Des cadeaux mal répartis
Alors, certes. La note prévoit un recalcul de l’impôt, via une augmentation de la quotité exemptée, qui permettra à toutes et tous de toucher un peu plus de salaire net, environ 110€ à partir de 1750€ de salaire mensuel. Disons-le bien : à toutes et tous. Même à celui ou celle qui touche chaque mois 10 000€ de salaire et plus encore. L’effort – qui coûtera 9 milliards à l’Etat – n’a bien entendu pas porté une attention particulière aux petits et moyens salaires. Un cadeau fiscal à celles et ceux qui n’en ont pas besoin, plutôt qu’un geste plus conséquent pour les ménages les moins nantis, c’est ça, la vision de la droite !

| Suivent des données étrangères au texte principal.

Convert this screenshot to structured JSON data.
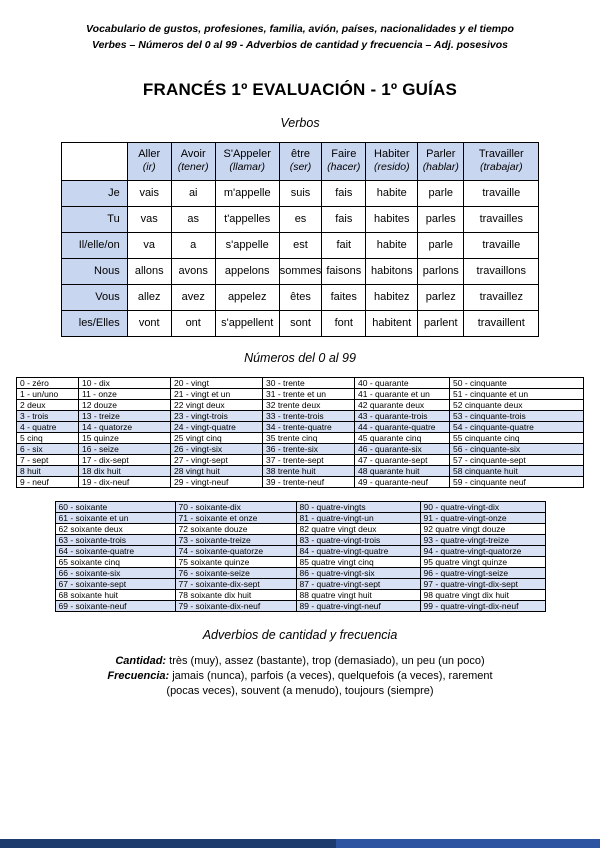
{
  "header": {
    "line1": "Vocabulario de gustos, profesiones, familia, avión, países, nacionalidades y el tiempo",
    "line2": "Verbes – Números del 0 al 99 - Adverbios de cantidad y frecuencia – Adj. posesivos",
    "title": "FRANCÉS 1º EVALUACIÓN - 1º GUÍAS"
  },
  "colors": {
    "table_header_bg": "#c9d6f0",
    "row_shade": "#d9e2f5",
    "footer_bar": "#1e3b6e"
  },
  "verbs": {
    "section_title": "Verbos",
    "columns": [
      {
        "name": "Aller",
        "translation": "(ir)"
      },
      {
        "name": "Avoir",
        "translation": "(tener)"
      },
      {
        "name": "S'Appeler",
        "translation": "(llamar)"
      },
      {
        "name": "être",
        "translation": "(ser)"
      },
      {
        "name": "Faire",
        "translation": "(hacer)"
      },
      {
        "name": "Habiter",
        "translation": "(resido)"
      },
      {
        "name": "Parler",
        "translation": "(hablar)"
      },
      {
        "name": "Travailler",
        "translation": "(trabajar)"
      }
    ],
    "rows": [
      {
        "pronoun": "Je",
        "forms": [
          "vais",
          "ai",
          "m'appelle",
          "suis",
          "fais",
          "habite",
          "parle",
          "travaille"
        ]
      },
      {
        "pronoun": "Tu",
        "forms": [
          "vas",
          "as",
          "t'appelles",
          "es",
          "fais",
          "habites",
          "parles",
          "travailles"
        ]
      },
      {
        "pronoun": "Il/elle/on",
        "forms": [
          "va",
          "a",
          "s'appelle",
          "est",
          "fait",
          "habite",
          "parle",
          "travaille"
        ]
      },
      {
        "pronoun": "Nous",
        "forms": [
          "allons",
          "avons",
          "appelons",
          "sommes",
          "faisons",
          "habitons",
          "parlons",
          "travaillons"
        ]
      },
      {
        "pronoun": "Vous",
        "forms": [
          "allez",
          "avez",
          "appelez",
          "êtes",
          "faites",
          "habitez",
          "parlez",
          "travaillez"
        ]
      },
      {
        "pronoun": "les/Elles",
        "forms": [
          "vont",
          "ont",
          "s'appellent",
          "sont",
          "font",
          "habitent",
          "parlent",
          "travaillent"
        ]
      }
    ]
  },
  "numbers": {
    "section_title": "Números del 0 al 99",
    "table1": {
      "rows": [
        [
          "0 - zéro",
          "10 - dix",
          "20 - vingt",
          "30 - trente",
          "40 - quarante",
          "50 - cinquante"
        ],
        [
          "1 - un/uno",
          "11 - onze",
          "21 - vingt et un",
          "31 - trente et un",
          "41 - quarante et un",
          "51 - cinquante et un"
        ],
        [
          "2   deux",
          "12   douze",
          "22   vingt deux",
          "32   trente deux",
          "42   quarante deux",
          "52   cinquante deux"
        ],
        [
          "3 - trois",
          "13 - treize",
          "23 - vingt-trois",
          "33 - trente-trois",
          "43 - quarante-trois",
          "53 - cinquante-trois"
        ],
        [
          "4 - quatre",
          "14 - quatorze",
          "24 - vingt-quatre",
          "34 - trente-quatre",
          "44 - quarante-quatre",
          "54 - cinquante-quatre"
        ],
        [
          "5   cinq",
          "15   quinze",
          "25   vingt cinq",
          "35   trente cinq",
          "45   quarante cinq",
          "55   cinquante cinq"
        ],
        [
          "6 - six",
          "16 - seize",
          "26 - vingt-six",
          "36 - trente-six",
          "46 - quarante-six",
          "56 - cinquante-six"
        ],
        [
          "7 - sept",
          "17 - dix-sept",
          "27 - vingt-sept",
          "37 - trente-sept",
          "47 - quarante-sept",
          "57 - cinquante-sept"
        ],
        [
          "8   huit",
          "18   dix huit",
          "28   vingt huit",
          "38   trente huit",
          "48   quarante huit",
          "58   cinquante huit"
        ],
        [
          "9 - neuf",
          "19 - dix-neuf",
          "29 - vingt-neuf",
          "39 - trente-neuf",
          "49 - quarante-neuf",
          "59 - cinquante neuf"
        ]
      ]
    },
    "table2": {
      "rows": [
        [
          "60 - soixante",
          "70 - soixante-dix",
          "80 - quatre-vingts",
          "90 - quatre-vingt-dix"
        ],
        [
          "61 - soixante et un",
          "71 - soixante et onze",
          "81 - quatre-vingt-un",
          "91 - quatre-vingt-onze"
        ],
        [
          "62   soixante deux",
          "72   soixante douze",
          "82   quatre vingt deux",
          "92   quatre vingt douze"
        ],
        [
          "63 - soixante-trois",
          "73 - soixante-treize",
          "83 - quatre-vingt-trois",
          "93 - quatre-vingt-treize"
        ],
        [
          "64 - soixante-quatre",
          "74 - soixante-quatorze",
          "84 - quatre-vingt-quatre",
          "94 - quatre-vingt-quatorze"
        ],
        [
          "65   soixante cinq",
          "75   soixante quinze",
          "85   quatre vingt cinq",
          "95   quatre vingt quinze"
        ],
        [
          "66 - soixante-six",
          "76 - soixante-seize",
          "86 - quatre-vingt-six",
          "96 - quatre-vingt-seize"
        ],
        [
          "67 - soixante-sept",
          "77 - soixante-dix-sept",
          "87 - quatre-vingt-sept",
          "97 - quatre-vingt-dix-sept"
        ],
        [
          "68   soixante huit",
          "78   soixante dix huit",
          "88   quatre vingt huit",
          "98   quatre vingt dix huit"
        ],
        [
          "69 - soixante-neuf",
          "79 - soixante-dix-neuf",
          "89 - quatre-vingt-neuf",
          "99 - quatre-vingt-dix-neuf"
        ]
      ]
    }
  },
  "adverbs": {
    "section_title": "Adverbios de cantidad y frecuencia",
    "cantidad_label": "Cantidad:",
    "cantidad_text": " très (muy), assez (bastante), trop (demasiado), un peu (un poco)",
    "frecuencia_label": "Frecuencia:",
    "frecuencia_text": " jamais (nunca), parfois (a veces), quelquefois (a veces), rarement (pocas veces), souvent (a menudo), toujours (siempre)"
  }
}
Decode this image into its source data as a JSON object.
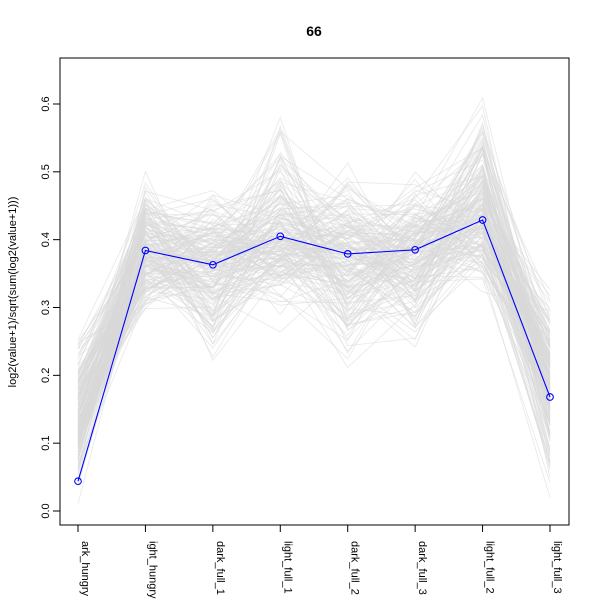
{
  "chart_data": {
    "type": "line",
    "title": "66",
    "xlabel": "",
    "ylabel": "log2(value+1)/sqrt(sum(log2(value+1)))",
    "categories": [
      "dark_hungry",
      "light_hungry",
      "dark_full_1",
      "light_full_1",
      "dark_full_2",
      "dark_full_3",
      "light_full_2",
      "light_full_3"
    ],
    "category_labels_visible": [
      "ark_hungry",
      "ight_hungry",
      "dark_full_1",
      "light_full_1",
      "dark_full_2",
      "dark_full_3",
      "light_full_2",
      "light_full_3"
    ],
    "yticks": [
      "0.0",
      "0.1",
      "0.2",
      "0.3",
      "0.4",
      "0.5",
      "0.6"
    ],
    "ylim": [
      -0.02,
      0.66
    ],
    "grid": false,
    "legend": "none",
    "highlight_series": {
      "values": [
        0.044,
        0.384,
        0.363,
        0.405,
        0.379,
        0.385,
        0.429,
        0.168
      ],
      "color": "#0000ff"
    },
    "background_series": {
      "color": "#d9d9d9",
      "count": 180,
      "values_by_category": {
        "min": [
          0.0,
          0.27,
          0.15,
          0.26,
          0.18,
          0.18,
          0.27,
          0.0
        ],
        "max": [
          0.32,
          0.52,
          0.5,
          0.61,
          0.53,
          0.52,
          0.64,
          0.36
        ],
        "mean": [
          0.13,
          0.38,
          0.36,
          0.4,
          0.38,
          0.38,
          0.43,
          0.19
        ]
      }
    }
  }
}
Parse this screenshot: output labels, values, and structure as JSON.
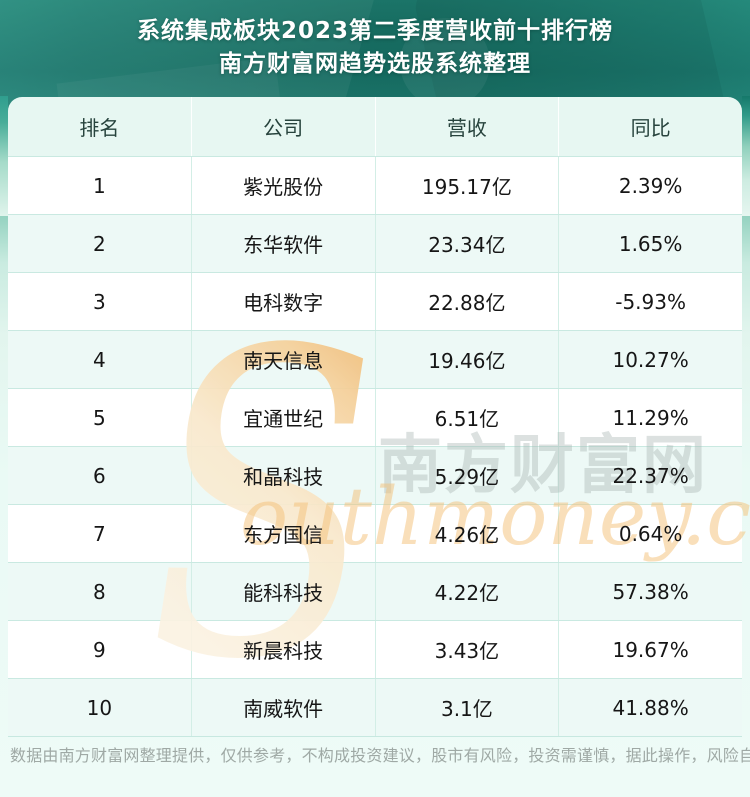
{
  "chart_data": {
    "type": "table",
    "title": "系统集成板块2023第二季度营收前十排行榜",
    "subtitle": "南方财富网趋势选股系统整理",
    "columns": [
      "排名",
      "公司",
      "营收",
      "同比"
    ],
    "rows": [
      [
        "1",
        "紫光股份",
        "195.17亿",
        "2.39%"
      ],
      [
        "2",
        "东华软件",
        "23.34亿",
        "1.65%"
      ],
      [
        "3",
        "电科数字",
        "22.88亿",
        "-5.93%"
      ],
      [
        "4",
        "南天信息",
        "19.46亿",
        "10.27%"
      ],
      [
        "5",
        "宜通世纪",
        "6.51亿",
        "11.29%"
      ],
      [
        "6",
        "和晶科技",
        "5.29亿",
        "22.37%"
      ],
      [
        "7",
        "东方国信",
        "4.26亿",
        "0.64%"
      ],
      [
        "8",
        "能科科技",
        "4.22亿",
        "57.38%"
      ],
      [
        "9",
        "新晨科技",
        "3.43亿",
        "19.67%"
      ],
      [
        "10",
        "南威软件",
        "3.1亿",
        "41.88%"
      ]
    ],
    "revenue_unit": "亿",
    "layout_hints": {
      "alternating_rows": true,
      "header_background": "#e7f7f2"
    }
  },
  "watermark": {
    "initial": "S",
    "brand_cn": "南方财富网",
    "brand_en": "outhmoney.com"
  },
  "footer": {
    "disclaimer": "数据由南方财富网整理提供，仅供参考，不构成投资建议，股市有风险，投资需谨慎，据此操作，风险自担。"
  },
  "colors": {
    "banner_teal_dark": "#1d7f73",
    "banner_teal_light": "#4fb19e",
    "table_mint_row": "#edf9f6",
    "header_mint": "#e7f7f2",
    "divider": "#c9e9e1",
    "watermark_orange": "#f4c17a",
    "footer_gray": "#9fa9a5",
    "title_white": "#ffffff"
  }
}
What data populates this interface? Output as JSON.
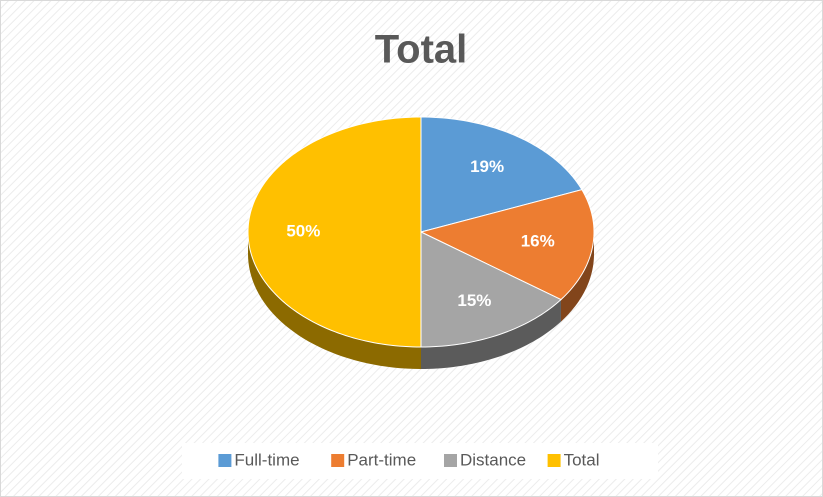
{
  "chart_data": {
    "type": "pie",
    "title": "Total",
    "categories": [
      "Full-time",
      "Part-time",
      "Distance",
      "Total"
    ],
    "values": [
      19,
      16,
      15,
      50
    ],
    "value_labels": [
      "19%",
      "16%",
      "15%",
      "50%"
    ],
    "colors": [
      "#5b9bd5",
      "#ed7d31",
      "#a5a5a5",
      "#ffc000"
    ],
    "legend": "bottom"
  }
}
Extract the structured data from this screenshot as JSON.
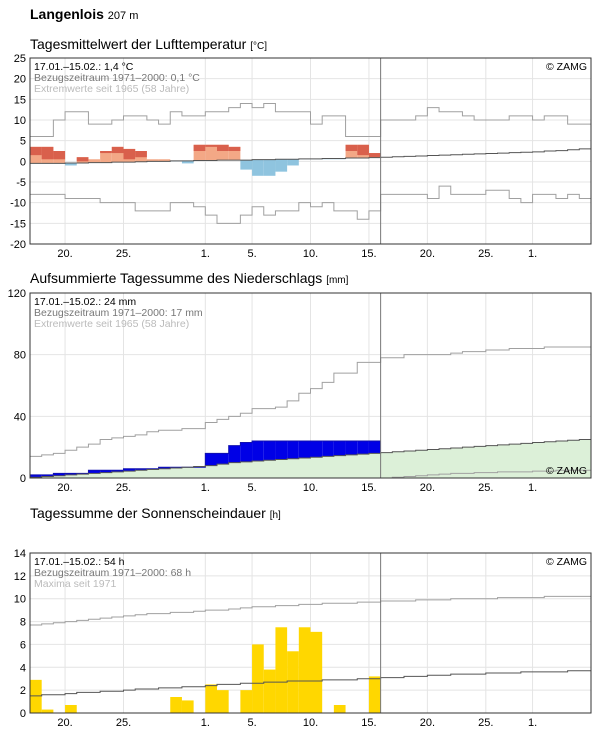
{
  "station": {
    "name": "Langenlois",
    "elevation": "207 m"
  },
  "chart_data": [
    {
      "type": "bar",
      "title": "Tagesmittelwert der Lufttemperatur",
      "unit": "[°C]",
      "info": [
        "17.01.–15.02.: 1,4 °C",
        "Bezugszeitraum 1971–2000: 0,1 °C",
        "Extremwerte seit 1965 (58 Jahre)"
      ],
      "copyright": "© ZAMG",
      "ylim": [
        -20,
        25
      ],
      "yticks": [
        -20,
        -15,
        -10,
        -5,
        0,
        5,
        10,
        15,
        20,
        25
      ],
      "xlim": [
        0,
        48
      ],
      "xticks": [
        {
          "x": 3,
          "label": "20."
        },
        {
          "x": 8,
          "label": "25."
        },
        {
          "x": 15,
          "label": "1."
        },
        {
          "x": 19,
          "label": "5."
        },
        {
          "x": 24,
          "label": "10."
        },
        {
          "x": 29,
          "label": "15."
        },
        {
          "x": 34,
          "label": "20."
        },
        {
          "x": 39,
          "label": "25."
        },
        {
          "x": 43,
          "label": "1."
        }
      ],
      "today_x": 30,
      "series": [
        {
          "values": [
            3.5,
            3.5,
            2.5,
            -1.0,
            1.0,
            0.5,
            2.5,
            3.5,
            3.0,
            2.5,
            0.5,
            0.5,
            0.0,
            -0.5,
            4.0,
            4.0,
            4.0,
            3.5,
            -2.0,
            -3.5,
            -3.5,
            -2.5,
            -1.0,
            0.5,
            0.5,
            0.5,
            0.5,
            4.0,
            4.0,
            2.0
          ]
        },
        {
          "values": [
            1.5,
            0.5,
            0.5,
            -0.5,
            0.0,
            0.5,
            2.0,
            2.0,
            0.5,
            1.0,
            0.5,
            0.5,
            0.0,
            -0.5,
            2.5,
            3.5,
            2.5,
            2.5,
            -0.5,
            -2.0,
            -1.5,
            -1.0,
            0.5,
            0.5,
            0.5,
            0.5,
            0.5,
            2.5,
            1.5,
            1.0
          ]
        },
        {
          "values": [
            6,
            6,
            10,
            12,
            12,
            9,
            9,
            10,
            11,
            11,
            10,
            9,
            12,
            11,
            11,
            12,
            12,
            13,
            14,
            13,
            14,
            12,
            12,
            12,
            9,
            11,
            11,
            6,
            6,
            6,
            10,
            10,
            10,
            11,
            13,
            12,
            12,
            11,
            10,
            10,
            10,
            11,
            11,
            10,
            11,
            11,
            9,
            9
          ]
        },
        {
          "values": [
            -0.5,
            -0.5,
            -0.5,
            -0.4,
            -0.4,
            -0.3,
            -0.3,
            -0.2,
            -0.2,
            -0.1,
            0.0,
            0.0,
            0.1,
            0.1,
            0.2,
            0.2,
            0.3,
            0.3,
            0.3,
            0.4,
            0.4,
            0.5,
            0.5,
            0.6,
            0.6,
            0.7,
            0.7,
            0.8,
            0.8,
            0.9,
            1.0,
            1.1,
            1.2,
            1.3,
            1.4,
            1.5,
            1.6,
            1.7,
            1.8,
            1.9,
            2.0,
            2.1,
            2.2,
            2.3,
            2.5,
            2.6,
            2.8,
            3.0
          ]
        },
        {
          "values": [
            -8,
            -8,
            -8,
            -9,
            -9,
            -9,
            -10,
            -10,
            -10,
            -12,
            -12,
            -12,
            -10,
            -10,
            -11,
            -13,
            -15,
            -15,
            -13,
            -11,
            -13,
            -12,
            -12,
            -10,
            -11,
            -10,
            -12,
            -12,
            -14,
            -12,
            -8,
            -8,
            -8,
            -8,
            -9,
            -6,
            -8,
            -8,
            -8,
            -7,
            -7,
            -9,
            -10,
            -8,
            -8,
            -9,
            -8,
            -9
          ]
        }
      ]
    },
    {
      "type": "area",
      "title": "Aufsummierte Tagessumme des Niederschlags",
      "unit": "[mm]",
      "info": [
        "17.01.–15.02.: 24 mm",
        "Bezugszeitraum 1971–2000: 17 mm",
        "Extremwerte seit 1965 (58 Jahre)"
      ],
      "copyright": "© ZAMG",
      "ylim": [
        0,
        120
      ],
      "yticks": [
        0,
        40,
        80,
        120
      ],
      "xlim": [
        0,
        48
      ],
      "xticks": [
        {
          "x": 3,
          "label": "20."
        },
        {
          "x": 8,
          "label": "25."
        },
        {
          "x": 15,
          "label": "1."
        },
        {
          "x": 19,
          "label": "5."
        },
        {
          "x": 24,
          "label": "10."
        },
        {
          "x": 29,
          "label": "15."
        },
        {
          "x": 34,
          "label": "20."
        },
        {
          "x": 39,
          "label": "25."
        },
        {
          "x": 43,
          "label": "1."
        }
      ],
      "today_x": 30,
      "series": [
        {
          "values": [
            2,
            2,
            3,
            3,
            3,
            5,
            5,
            5,
            6,
            6,
            6,
            7,
            7,
            7,
            7,
            16,
            16,
            21,
            23,
            24,
            24,
            24,
            24,
            24,
            24,
            24,
            24,
            24,
            24,
            24
          ]
        },
        {
          "values": [
            0.5,
            1.0,
            1.5,
            2.0,
            2.5,
            3.0,
            3.5,
            4.0,
            4.5,
            5.0,
            5.5,
            6.0,
            6.5,
            7.0,
            7.5,
            8.0,
            9.0,
            10.0,
            10.5,
            11.0,
            11.5,
            12.0,
            12.5,
            13.0,
            13.5,
            14.0,
            14.5,
            15.0,
            15.5,
            16.0,
            16.5,
            17.0,
            17.5,
            18.0,
            18.5,
            19.0,
            19.5,
            20.0,
            20.5,
            21.0,
            21.5,
            22.0,
            22.5,
            23.0,
            23.5,
            24.0,
            24.5,
            25.0
          ]
        },
        {
          "values": [
            14,
            15,
            16,
            18,
            20,
            22,
            25,
            26,
            27,
            28,
            30,
            31,
            31,
            32,
            32,
            36,
            38,
            40,
            42,
            45,
            45,
            46,
            50,
            55,
            58,
            62,
            68,
            68,
            75,
            75,
            78,
            78,
            80,
            80,
            80,
            80,
            81,
            82,
            82,
            83,
            83,
            84,
            84,
            84,
            85,
            85,
            85,
            85
          ]
        },
        {
          "values": [
            0,
            0,
            0,
            0,
            0,
            0,
            0,
            0,
            0,
            0,
            0,
            0,
            0,
            0,
            0,
            0,
            0,
            0,
            0,
            0,
            0,
            0,
            0,
            0,
            0,
            0,
            0,
            0,
            0,
            0,
            0,
            0.5,
            1.0,
            1.5,
            2.0,
            2.5,
            3.0,
            3.0,
            3.5,
            3.5,
            4.0,
            4.0,
            4.0,
            4.5,
            4.5,
            5.0,
            5.0,
            5.0
          ]
        }
      ]
    },
    {
      "type": "bar",
      "title": "Tagessumme der Sonnenscheindauer",
      "unit": "[h]",
      "info": [
        "17.01.–15.02.: 54 h",
        "Bezugszeitraum 1971–2000: 68 h",
        "Maxima seit 1971"
      ],
      "copyright": "© ZAMG",
      "ylim": [
        0,
        14
      ],
      "yticks": [
        0,
        2,
        4,
        6,
        8,
        10,
        12,
        14
      ],
      "xlim": [
        0,
        48
      ],
      "xticks": [
        {
          "x": 3,
          "label": "20."
        },
        {
          "x": 8,
          "label": "25."
        },
        {
          "x": 15,
          "label": "1."
        },
        {
          "x": 19,
          "label": "5."
        },
        {
          "x": 24,
          "label": "10."
        },
        {
          "x": 29,
          "label": "15."
        },
        {
          "x": 34,
          "label": "20."
        },
        {
          "x": 39,
          "label": "25."
        },
        {
          "x": 43,
          "label": "1."
        }
      ],
      "today_x": 30,
      "series": [
        {
          "values": [
            2.9,
            0.3,
            0,
            0.7,
            0,
            0,
            0,
            0,
            0,
            0,
            0,
            0,
            1.4,
            1.1,
            0,
            2.5,
            2.0,
            0,
            2.0,
            6.0,
            3.8,
            7.5,
            5.4,
            7.5,
            7.1,
            0,
            0.7,
            0,
            0,
            3.2
          ]
        },
        {
          "values": [
            7.7,
            7.8,
            7.9,
            8.0,
            8.1,
            8.2,
            8.3,
            8.4,
            8.5,
            8.6,
            8.7,
            8.7,
            8.8,
            8.8,
            8.9,
            9.0,
            9.0,
            9.1,
            9.2,
            9.3,
            9.3,
            9.4,
            9.4,
            9.5,
            9.5,
            9.6,
            9.6,
            9.6,
            9.7,
            9.7,
            9.8,
            9.8,
            9.8,
            9.9,
            9.9,
            9.9,
            10.0,
            10.0,
            10.0,
            10.0,
            10.1,
            10.1,
            10.1,
            10.1,
            10.2,
            10.2,
            10.2,
            10.2
          ]
        },
        {
          "values": [
            1.5,
            1.6,
            1.6,
            1.7,
            1.8,
            1.8,
            1.9,
            1.9,
            2.0,
            2.1,
            2.1,
            2.2,
            2.2,
            2.3,
            2.3,
            2.4,
            2.5,
            2.5,
            2.6,
            2.6,
            2.7,
            2.7,
            2.8,
            2.8,
            2.8,
            2.9,
            2.9,
            2.9,
            3.0,
            3.0,
            3.1,
            3.1,
            3.2,
            3.2,
            3.3,
            3.3,
            3.4,
            3.4,
            3.4,
            3.5,
            3.5,
            3.5,
            3.6,
            3.6,
            3.6,
            3.6,
            3.7,
            3.7
          ]
        }
      ]
    }
  ]
}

Répétons. Des courses plus chères. Des conditions de travail dégradées. Une attaque fiscale qui touchera particulièrement les pensionnés et les ménages qui comptent un faible revenu. Une réforme fiscale hors de prix et injuste. Une limitation du droit au chômage qui va coûter cher, très cher, aux pouvoirs locaux et donc aux services publics de proximité. S’ajoutent : un « bidouillage » de l’index, une attaque aux pensions, aux périodes assimilées… Le texte regorge de mesures qui frappent fort. Une régression sociale comme jamais vue. C’est tout ça, le projet poussé, côté francophone, par le MR et Les Engagés. Vous en lirez plus dans cette édition spéciale de Syndicats Magazine.
Antisocial, donc, on disait ? « Contraire à l’ordre social, qui va contre les intérêts des travailleurs. » On n’aurait pas pu trouver meilleure définition. Dans quelques semaines, nous retournons aux urnes. Un vote qui va compter, qui doit permettre de redresser la barre. Il est temps de voir la réalité en face, notre analyse est là pour ça. Disons-le une fois encore : la droite ne sera jamais de votre côté.